The results tell a dire story, but ultimately, they’re not what matters most at this point in time. In a closed league system, you can accept bad results from time to time, because such a system allows clubs the luxury of building up. Clubs like Minnesota aren’t in a constant state of panic buying to stave off relegation, they have the cushion needed to make smart, methodical, long term decisions in order to build a long term contender. That should be the Loons’ objective, and it ought to take precedence over individual results if need be.
United’s struggles on the scoresheet would be palatable if there was evidence of this kind of process occurring. But there is not. Early in the year, the team played a handful of legitimately good games, leading many, including myself, to celebrate apparent progress. That optimism is gone now. The team that rolls out every weekend is as uncoordinated and ineffective as ever. It has been a long while since it was possible to discern the Loons’ tactical approach.
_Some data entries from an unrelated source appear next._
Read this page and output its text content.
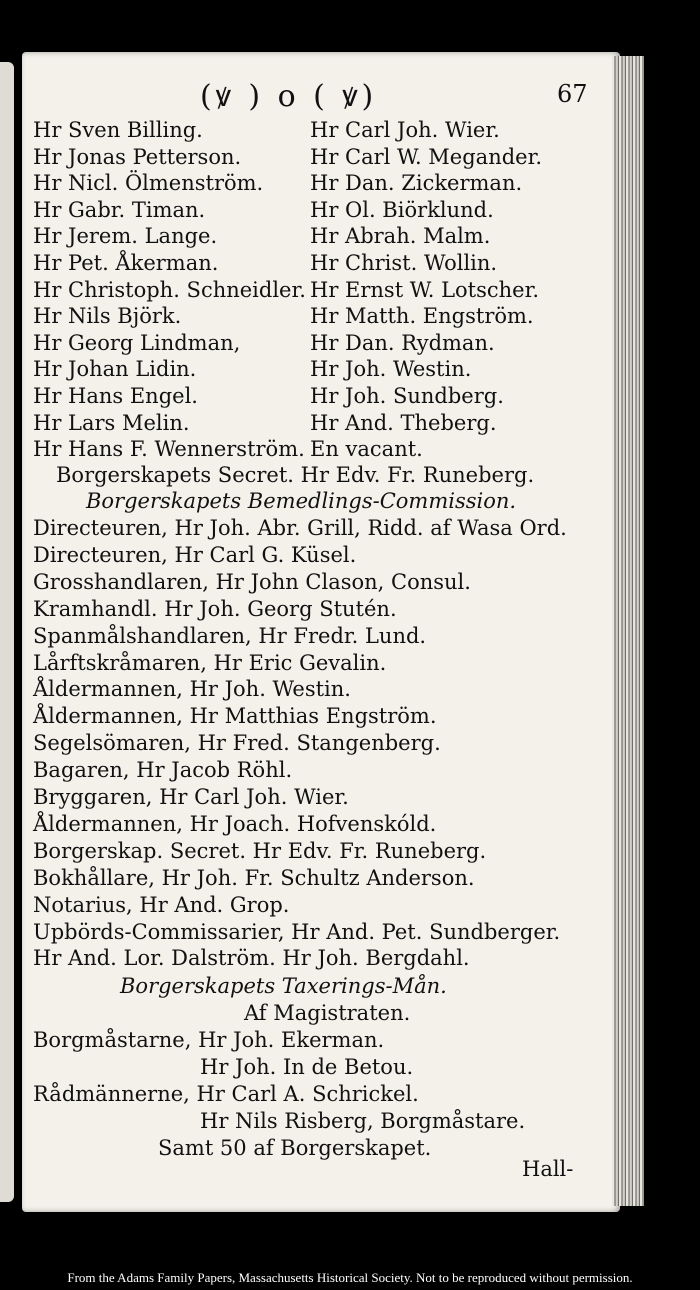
(ꝟ ) o ( ꝟ)	67
Hr Sven Billing.
Hr Jonas Petterson.
Hr Nicl. Ölmenström.
Hr Gabr. Timan.
Hr Jerem. Lange.
Hr Pet. Åkerman.
Hr Christoph. Schneidler.
Hr Nils Björk.
Hr Georg Lindman,
Hr Johan Lidin.
Hr Hans Engel.
Hr Lars Melin.
Hr Hans F. Wennerström.
Hr Carl Joh. Wier.
Hr Carl W. Megander.
Hr Dan. Zickerman.
Hr Ol. Biörklund.
Hr Abrah. Malm.
Hr Christ. Wollin.
Hr Ernst W. Lotscher.
Hr Matth. Engström.
Hr Dan. Rydman.
Hr Joh. Westin.
Hr Joh. Sundberg.
Hr And. Theberg.
En vacant.
Borgerskapets Secret. Hr Edv. Fr. Runeberg.
Borgerskapets Bemedlings-Commission.
Directeuren, Hr Joh. Abr. Grill, Ridd. af Wasa Ord.
Directeuren, Hr Carl G. Küsel.
Grosshandlaren, Hr John Clason, Consul.
Kramhandl. Hr Joh. Georg Stutén.
Spanmålshandlaren, Hr Fredr. Lund.
Lårftskråmaren, Hr Eric Gevalin.
Åldermannen, Hr Joh. Westin.
Åldermannen, Hr Matthias Engström.
Segelsömaren, Hr Fred. Stangenberg.
Bagaren, Hr Jacob Röhl.
Bryggaren, Hr Carl Joh. Wier.
Åldermannen, Hr Joach. Hofvenskóld.
Borgerskap. Secret. Hr Edv. Fr. Runeberg.
Bokhållare, Hr Joh. Fr. Schultz Anderson.
Notarius, Hr And. Grop.
Upbörds-Commissarier, Hr And. Pet. Sundberger.
Hr And. Lor. Dalström. Hr Joh. Bergdahl.
Borgerskapets Taxerings-Mån.
Af Magistraten.
Borgmåstarne, Hr Joh. Ekerman.
Hr Joh. In de Betou.
Rådmännerne, Hr Carl A. Schrickel.
Hr Nils Risberg, Borgmåstare.
Samt 50 af Borgerskapet.
Hall-
From the Adams Family Papers, Massachusetts Historical Society. Not to be reproduced without permission.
Worse still, the team being sent out every week is also unacceptably old. Saturday’s line-up against Houston featured thirty-five-year-old right-back Tyrone Mears deputized as a centerback to replace the suspended Francisco Calvo. He was used instead of twenty-two-year-old centerback Wyatt Omsberg, whom the Loons selected in this year’s draft. He was used instead of twenty-five-year-old fullback Eric Miller, who has played previously as a centerback for Colorado. Omsberg and Miller are bedrock pieces of the Loons’ future defense. Mears will surely be a free agent this offseason. To choose the out-of-position veteran over the two younger players who more naturally fit the role was an incomprehensible choice.
The same story is repeated all over the field. In midfield, Heath elected to deploy a three man midfield with a twenty-seven-year-old, a thirty-year-old, and a thirty-four-year-old, who for the second straight game, assisted a goal for the opposition. Left on the bench were two twenty-three-year-olds, including the team’s only natural defensive midfielder.
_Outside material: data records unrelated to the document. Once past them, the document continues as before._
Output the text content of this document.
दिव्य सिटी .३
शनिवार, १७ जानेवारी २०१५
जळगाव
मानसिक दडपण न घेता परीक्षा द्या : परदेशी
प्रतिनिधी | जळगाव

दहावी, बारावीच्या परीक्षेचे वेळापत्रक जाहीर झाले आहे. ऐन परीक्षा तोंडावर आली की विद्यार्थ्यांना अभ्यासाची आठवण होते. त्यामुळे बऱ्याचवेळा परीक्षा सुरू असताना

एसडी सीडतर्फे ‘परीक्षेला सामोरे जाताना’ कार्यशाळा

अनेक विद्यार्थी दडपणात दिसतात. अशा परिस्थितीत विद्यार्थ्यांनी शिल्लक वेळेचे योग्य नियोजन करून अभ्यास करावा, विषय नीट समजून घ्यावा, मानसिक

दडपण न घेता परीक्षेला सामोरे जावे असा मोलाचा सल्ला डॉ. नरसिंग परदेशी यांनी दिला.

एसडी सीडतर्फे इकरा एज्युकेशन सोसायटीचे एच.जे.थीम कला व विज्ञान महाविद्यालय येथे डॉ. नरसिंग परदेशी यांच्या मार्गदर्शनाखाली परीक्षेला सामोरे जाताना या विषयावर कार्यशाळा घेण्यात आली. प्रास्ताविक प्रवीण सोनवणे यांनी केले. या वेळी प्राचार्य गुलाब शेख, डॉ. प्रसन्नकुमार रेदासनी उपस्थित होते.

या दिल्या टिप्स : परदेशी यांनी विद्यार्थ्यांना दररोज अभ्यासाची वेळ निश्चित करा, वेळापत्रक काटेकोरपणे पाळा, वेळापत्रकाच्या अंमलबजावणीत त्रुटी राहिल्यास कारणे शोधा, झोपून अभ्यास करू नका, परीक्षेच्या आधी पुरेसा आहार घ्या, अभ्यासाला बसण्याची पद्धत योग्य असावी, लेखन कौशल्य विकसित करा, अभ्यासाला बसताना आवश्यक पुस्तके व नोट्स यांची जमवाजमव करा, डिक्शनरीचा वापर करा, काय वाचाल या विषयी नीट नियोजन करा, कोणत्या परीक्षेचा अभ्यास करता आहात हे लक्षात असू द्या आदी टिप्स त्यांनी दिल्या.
The result was an 0-3 loss. I’d suspect that just about every Minnesota fan would’ve rather lost 0-4 or 0-5 with a team of younger players. But even that hypothetical concedes the premise that the young players available for selection are far worse than the Loons that play now. The truth is that we have so infrequently seen them used, and used well, that it’s impossible to say even that. The same players are played week in and week out by the coaching staff, and despite repeated mistakes we have seen that a number of them are immune from any accountability. The formations may change, but the players do not, the tactics remain imperceptible, and the results continue their long slouch into the gutter.
There is a meta debate among Loons fans as to whether the front office or the coaching staff should bear the brunt of accountability for the team’s results. Of course, this is too cut and dry, both sides collaborate and communicate on player transfers and the team’s style of play. But from my perspective, it’s difficult to ultimately say whether or not this team’s roster is or isn’t good enough for the league. But it’s easy to say that the team’s coaching staff simply is not getting enough out of the players. Even if we accept that the roster isn’t good enough, that doesn’t preclude the team from being organized. That doesn’t preclude the team from developing young players. This is not a Minnesota team that appears coached at all, let alone well-coached.
What is Minnesota building towards? If the club is satisfied with progress being made according to the coaching staff’s three year plan, than fans are owed a detailed accounting of what is actually in this plan, in order to determine whether or not they should spend their money next year. Had people known that this three year plan called for a second year with even worse results than the first, I doubt so many people would’ve bought in. If this is where the club wants to be and how it wants to present itself, than it won’t be worth a lot of people’s time.